Zillah Eisenstein

My writings, thoughts, and activism.

Decoding the Sonia S. Hearings

Decoding the Sonia S. Hearings
Zillah Eisenstein
Professor of Politics
Ithaca College
July 19, 2009
Author of the forthcoming: The Audacity of Races and Genders, A personal and global
story of the Obama Election, Zed Press, and Palgrave, 2009. See: http://www.ithaca.edu/zillah
for a listing of her many books and political activism.
The confirmation hearings of Sonia S. were orchestrated as political
gamesmanship. Everyone watching was expected to accept the evasive and coded
language. Senators of the judiciary committee kept speaking as though race is Black or
Brown or Latina, but never white. They challenged Sotomayor on her views about race
and most often kept her gender, all together irrelevant and silent. Maybe the issue of
gender is too tied to whiteness for them; as though gender is about white women, and
therefore had no “standing” in this instance.
The Senate judiciary hearings were not really meant to be about Sonia Sotomayor
the person, or the judge. As a consequence the proceedings revealed more about how
some white men remain racially ignorant and arrogant than about what Sonia S. thinks
about the major issues of these times. These Senators assume their privileged site of
(white) power is “objective”, rational, and not empathetically compromised. They
posture and presume that law demands rationality and fairness and that means that a
“Latina woman” is compromised if she embraces this heritage and identity. Sonia S. is
asked to promise to act like white men, supposedly act. And, Sonia S. quietly gave a
nod in this direction.
I loved the controversial statement by Sotomayor: that a “Latina woman” will
make better decisions, have more nuanced and complex consciousness, than a white man.
Similar to most “rational” people, I knew she probably did not mean “better”, but rather a
more “complex” more “inclusive” vision. She repeatedly said that she did not mean that
this “Latina-woman’s” stance was automatic, or inherent, but was a probability. I
thought it was great that she had said all this. Yet, these white men would not let such a
statement stand.
I was disappointed to hear Sonia S. backtrack from this important position and
apologize for her words in the last day of the hearings. She said she did not mean what
people were saying she meant. She said she meant to insult no one by her words, and
apologized for doing so. She said that her phrasing was “rhetorical flourish” that she now
regrets.
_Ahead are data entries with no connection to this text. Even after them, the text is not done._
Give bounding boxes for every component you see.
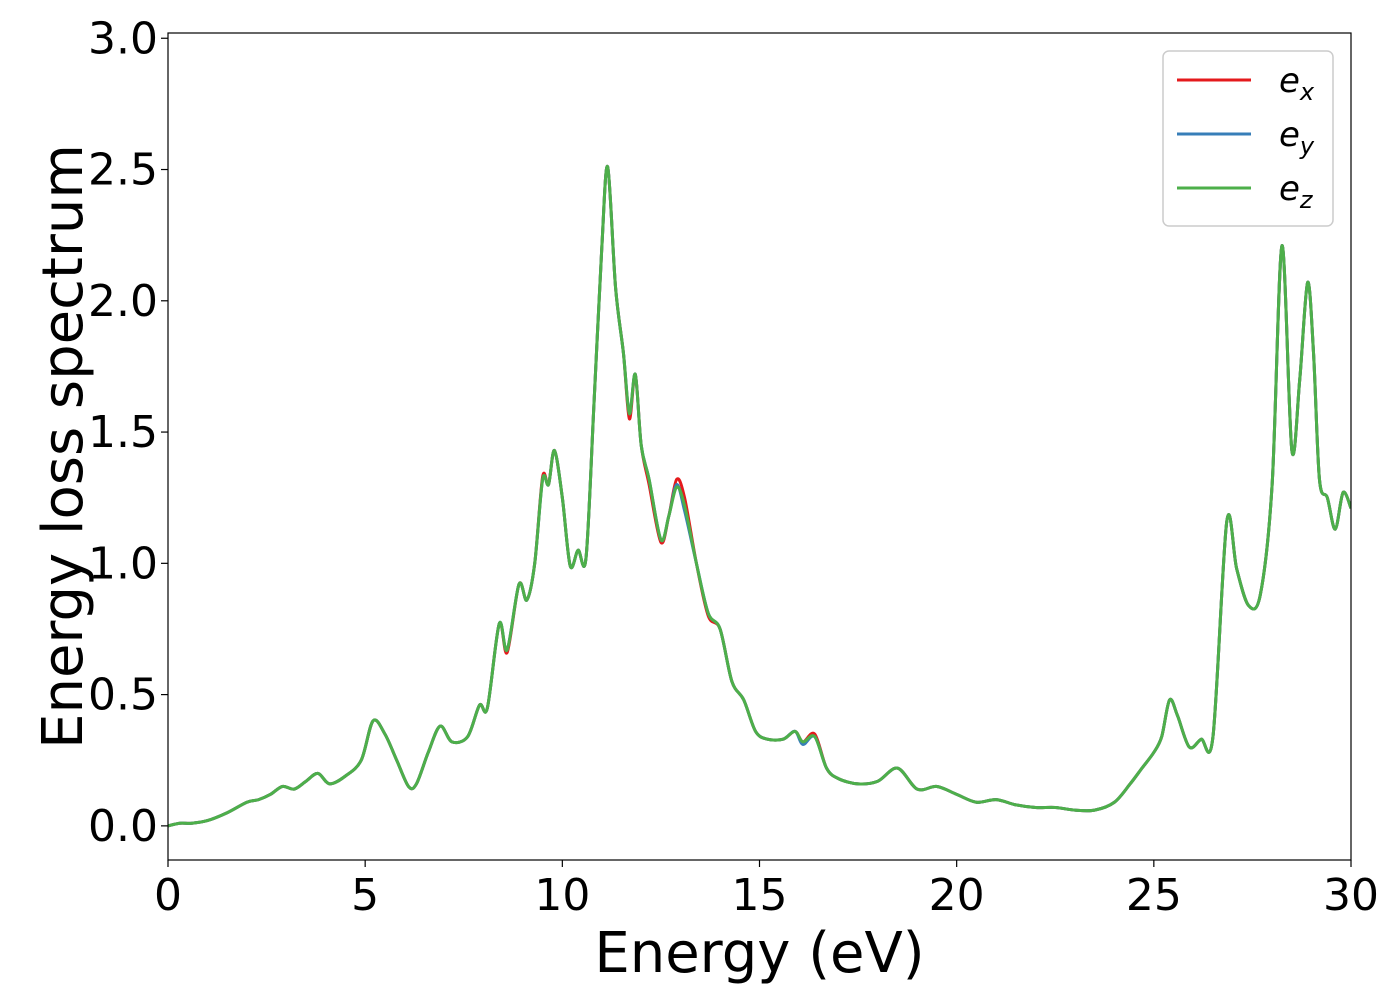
series-line-e-z xyxy=(168,165,1351,828)
x-tick-label: 30 xyxy=(1323,870,1379,921)
x-tick-label: 15 xyxy=(732,870,788,921)
x-tick-label: 0 xyxy=(154,870,182,921)
y-tick-label: 0.0 xyxy=(88,801,158,852)
x-axis: 0 5 10 15 20 25 30 xyxy=(154,860,1379,921)
x-axis-title: Energy (eV) xyxy=(594,921,924,986)
x-tick-label: 25 xyxy=(1126,870,1182,921)
series-layer xyxy=(168,165,1351,828)
legend-label-e-z: ez xyxy=(1279,169,1314,214)
legend-label-e-x: ex xyxy=(1279,61,1315,106)
x-tick-label: 5 xyxy=(351,870,379,921)
y-tick-label: 3.0 xyxy=(88,13,158,64)
y-axis-title: Energy loss spectrum xyxy=(31,144,96,749)
y-axis: 0.0 0.5 1.0 1.5 2.0 2.5 3.0 xyxy=(88,13,168,852)
x-tick-label: 10 xyxy=(534,870,590,921)
y-tick-label: 2.0 xyxy=(88,276,158,327)
y-tick-label: 1.0 xyxy=(88,538,158,589)
legend-box xyxy=(1162,50,1334,227)
legend-label-e-y: ey xyxy=(1279,115,1315,160)
legend: ex ey ez xyxy=(1162,50,1334,227)
x-tick-label: 20 xyxy=(929,870,985,921)
y-tick-label: 2.5 xyxy=(88,145,158,196)
y-tick-label: 0.5 xyxy=(88,670,158,721)
y-tick-label: 1.5 xyxy=(88,407,158,458)
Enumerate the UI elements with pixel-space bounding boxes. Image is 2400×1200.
She said that she had used these words while addressing girls and women, many
of whom were Latina, to inspire them.
I wish Sonia S. had tried to inspire the rest of the country and stood by her
statement and then explained her meaning more fully. I wish she had braved the moment
and clarified her thinking about power and its relationship to knowledge. I wish she had
said that from the site of power, one sees less because most powerful people do not look to see from other vantages than their own. In contrast, less powerful people have to look
beyond themselves because they must know what those more powerful than them
expect/demand from them.
One must look from more vantage points the less power one has, because success
and/or survival depend on this. One must know what the people with more power want so
one can try to do what is expected. There is a connection between power and knowledge:
the less power you have, the more knowledge you must discover and use. So a “Latina
woman” is usually ahead of the white man when it comes to seeing and understanding a
set of “facts”. She has had to learn how to see and know more to just get by, or to
The Senate hearings were a disappointment and troubling and not just because we
did not learn enough about Sonia S.’s legal thought. They were troubling because they
authorized a discourse of white male racial privilege in code: rationality and objectivity
must be chosen over empathy and compassion, which are too womanly, and not
lawyerlike enough. White racial and male privilege parade alongside each other here.
Sonia S.’s statement about a “Latina woman” does not deny the importance of
neutrality and objectivity but rather makes clear that neither are achievable without first
recognizing how individual experience and identity are present. If one is to achieve
justice one first must expose her own biases. Silenced identities that are hidden are the
ones that are dangerous; revealed and spoken identities can be held accountable.
Supposedly, in order to be considered worthy of the Court one must represent the
mainstream, which is code for status quo. But justices should not be of the mainstream.
They instead should be constantly examining and critiquing, especially that which is
understood as established and acceptable. This is not judicial activism, or radicalism, or
prejudice, but rather intellectual and ethical curiosity. And all kinds of people, from
outside the racial, gender, class, mainstream, are needed.
Sonia S. was said to be racist; while white men are assumed to be neutral. Before
the hearings right wing talk show hosts called her a bigot and racist. According to Rush
Limbaugh Sonia S. hates white men. Look at what she did to the white New Haven
firefighters? She judged that a test they took was unfair to Blacks and therefore an
inappropriate part of the vetting process.
Sonia S. will inevitably be confirmed as the next justice to the Supreme Court. It
would be so much more pleasing that she became the next justice without having to deny
her specific contribution as a Latina woman. This would herald an embrace of a diversity
that does not hide from the richness of our differences, nor silence the gender and racial
privilege that protects an exclusionary mainstream.